Hospital officials don’t want to lay off employees or move patients at Valley Meadows
At this point, Carson-Tahoe Hospital is not going to terminate employees or transfer patients from Valley Meadows Rehab and Sub-Acute Care Center, C-TH administrator Steve Smith said Monday.
Smith said he will know more about the future of the 110-bed Gardnerville Ranchos nursing home when hospital officials meet Thursday.
“Our commitment to operate the care center ends June 30, but our attorney is working with the property owners to allow them to continue to operate it with the current staff after that date,” Smith said.
David Pumphrey, a managing partner of the nursing home’s landlord, PDQ Investments, said Monday he had met with potential purchasers of the 39,000 square-foot building and 4.8-acre property and of the nursing home operations.
“We have no final decisions or signed agreements as yet, but I came away feeling it was a positive meeting,” Pumphrey said. “We’re also meeting with another potential operator this week.”
Pumphrey, a former Douglas County commissioner, repeated earlier assurances that the nursing home would stay open.
“Ideally, I’d like to have a bigger operator running the place,” he said. “But, we have the best administrator and staff around, so no matter what happens, we’ll stay open.”
Pumphrey and Smith were addressing concerns raised when C-TH trustees directed Smith to make preparations to cut the Carson City-owned hospital system’s losses in the Carson Valley. In particular, Smith was directed to develop a strategy and time-line to remove C-TH from Valley Meadows, formerly known as the Cottonwood Care Center.
Recent losses at Valley Meadows have reportedly approached $60,000 per month.
The public hospital system purchased the nursing home operation four years ago and in 1997, sublet it.
In October 1998, the Arizona-based operators, primarily Premier Care Health Services, allegedly defaulted and C-TH petitioned for a receiver, current Valley Meadows administrator James Heinzen, to be appointed by Carson City District Judge Michael Fondi. Fondi appointed Heinzen, who has continued to operate the nursing home under the hospital’s lease while legal issues between the hospital and Premier and its partners are being settled.
Hospital officials are scheduled to discuss and possibly act on the future operation and disposal of Valley Meadows at the Thursday meeting.
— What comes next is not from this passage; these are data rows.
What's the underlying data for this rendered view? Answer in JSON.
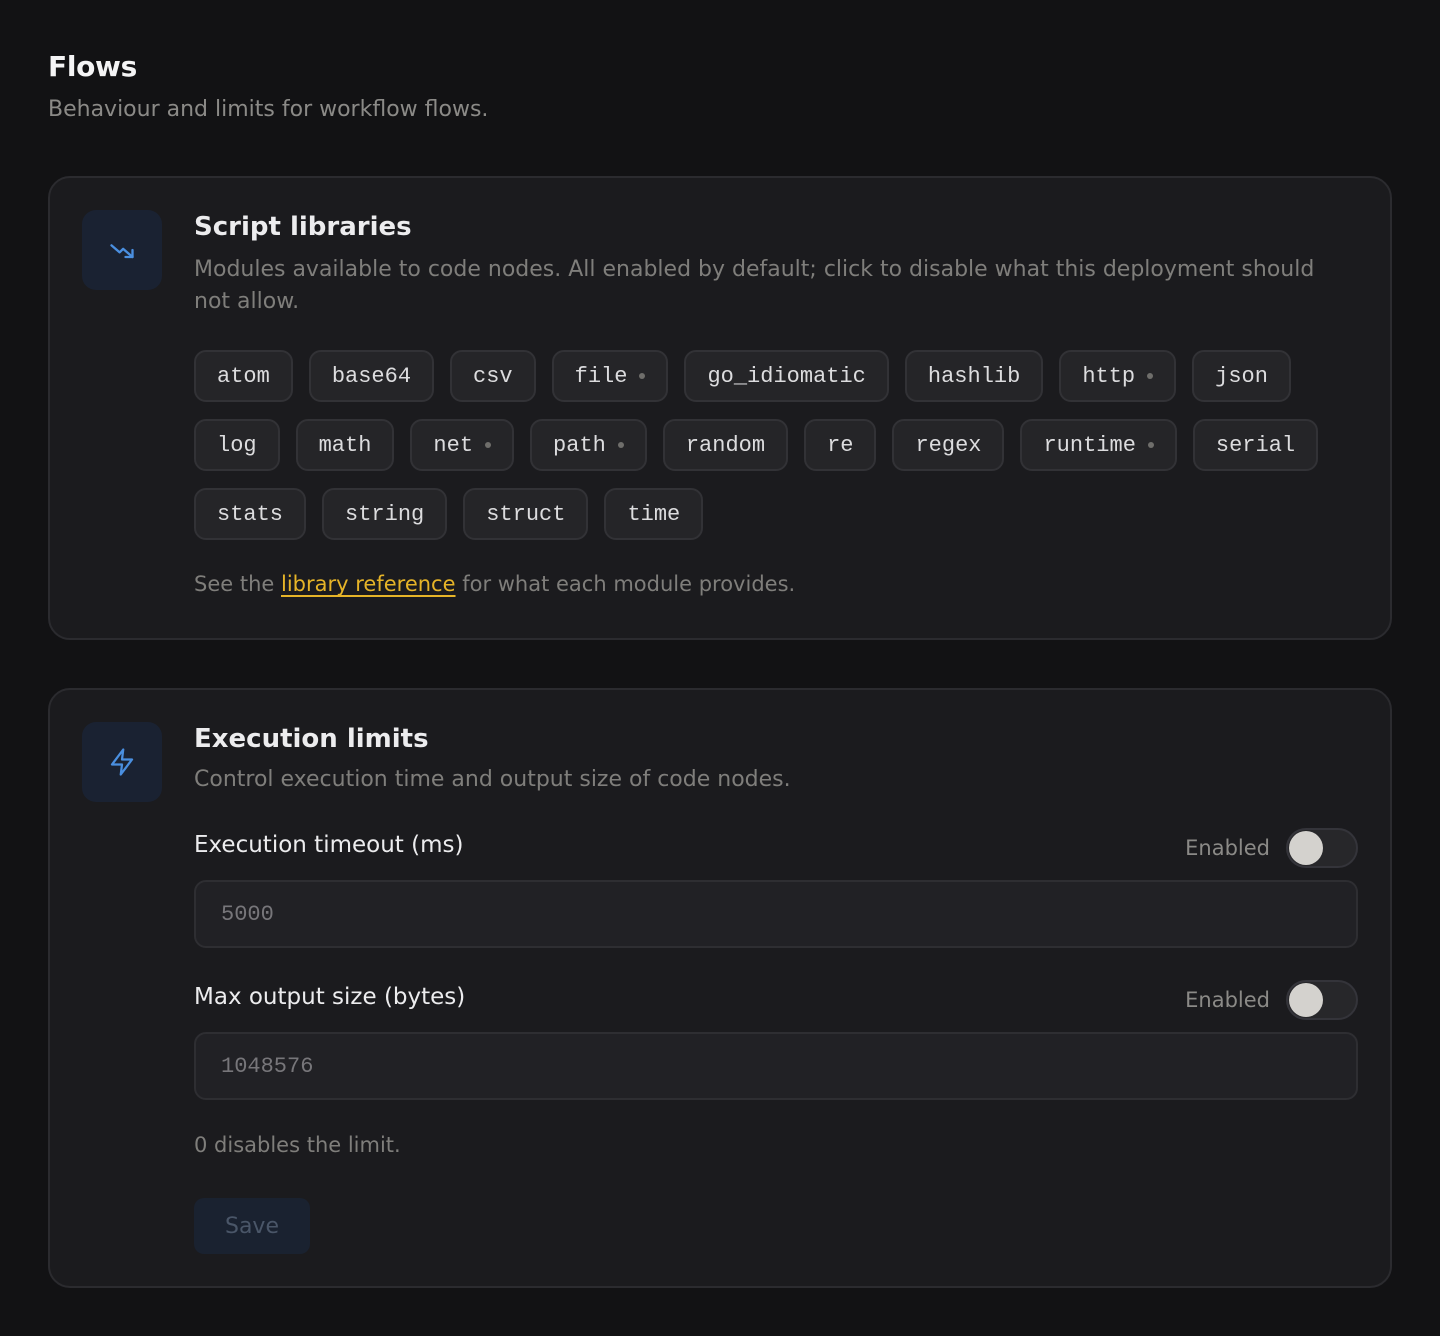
{
  "page": {
    "title": "Flows",
    "subtitle": "Behaviour and limits for workflow flows."
  },
  "script_libraries": {
    "icon": "trending-down-icon",
    "title": "Script libraries",
    "description": "Modules available to code nodes. All enabled by default; click to disable what this deployment should not allow.",
    "modules": [
      {
        "name": "atom",
        "dot": false
      },
      {
        "name": "base64",
        "dot": false
      },
      {
        "name": "csv",
        "dot": false
      },
      {
        "name": "file",
        "dot": true
      },
      {
        "name": "go_idiomatic",
        "dot": false
      },
      {
        "name": "hashlib",
        "dot": false
      },
      {
        "name": "http",
        "dot": true
      },
      {
        "name": "json",
        "dot": false
      },
      {
        "name": "log",
        "dot": false
      },
      {
        "name": "math",
        "dot": false
      },
      {
        "name": "net",
        "dot": true
      },
      {
        "name": "path",
        "dot": true
      },
      {
        "name": "random",
        "dot": false
      },
      {
        "name": "re",
        "dot": false
      },
      {
        "name": "regex",
        "dot": false
      },
      {
        "name": "runtime",
        "dot": true
      },
      {
        "name": "serial",
        "dot": false
      },
      {
        "name": "stats",
        "dot": false
      },
      {
        "name": "string",
        "dot": false
      },
      {
        "name": "struct",
        "dot": false
      },
      {
        "name": "time",
        "dot": false
      }
    ],
    "footnote_prefix": "See the",
    "footnote_link": "library reference",
    "footnote_suffix": "for what each module provides."
  },
  "execution_limits": {
    "icon": "lightning-icon",
    "title": "Execution limits",
    "description": "Control execution time and output size of code nodes.",
    "timeout": {
      "label": "Execution timeout (ms)",
      "toggle_label": "Enabled",
      "enabled": false,
      "placeholder": "5000"
    },
    "max_output": {
      "label": "Max output size (bytes)",
      "toggle_label": "Enabled",
      "enabled": false,
      "placeholder": "1048576"
    },
    "hint": "0 disables the limit.",
    "save_label": "Save"
  },
  "colors": {
    "accent": "#4a8fe0",
    "link": "#e6b428"
  }
}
The board will also discuss and act upon several lease agreements which, when realized, would fill 90 percent of the Minden Medical Center, leaving only spaces set aside for a pharmacy and a small restaurant left to be let.
In particular, the board is scheduled to:
n Discuss and act upon a lease agreement with High Desert Therapy of Minden to add a “wellness fitness” center to the Minden Medical Center.
n Discuss and act upon a consultant contract to evaluate potential cancer center and in-patient adolescent psychiatry programs at C-TH.
n Discuss and act on a proposal to contract for neurology services.
n Formalize a contract with Dr. Thomas D. Merry to establish a primary care practice in the Minden Medical Center.
n Lease space to doctors David Johnson, Gerald Cottrell, Andrea Weed and B Bottenberg at the Minden Medical Center.
n Formalize a 6-month contract extension with Dr. Mark Brune for management of the Minden Urgent Care clinic at the Minden Medical Center.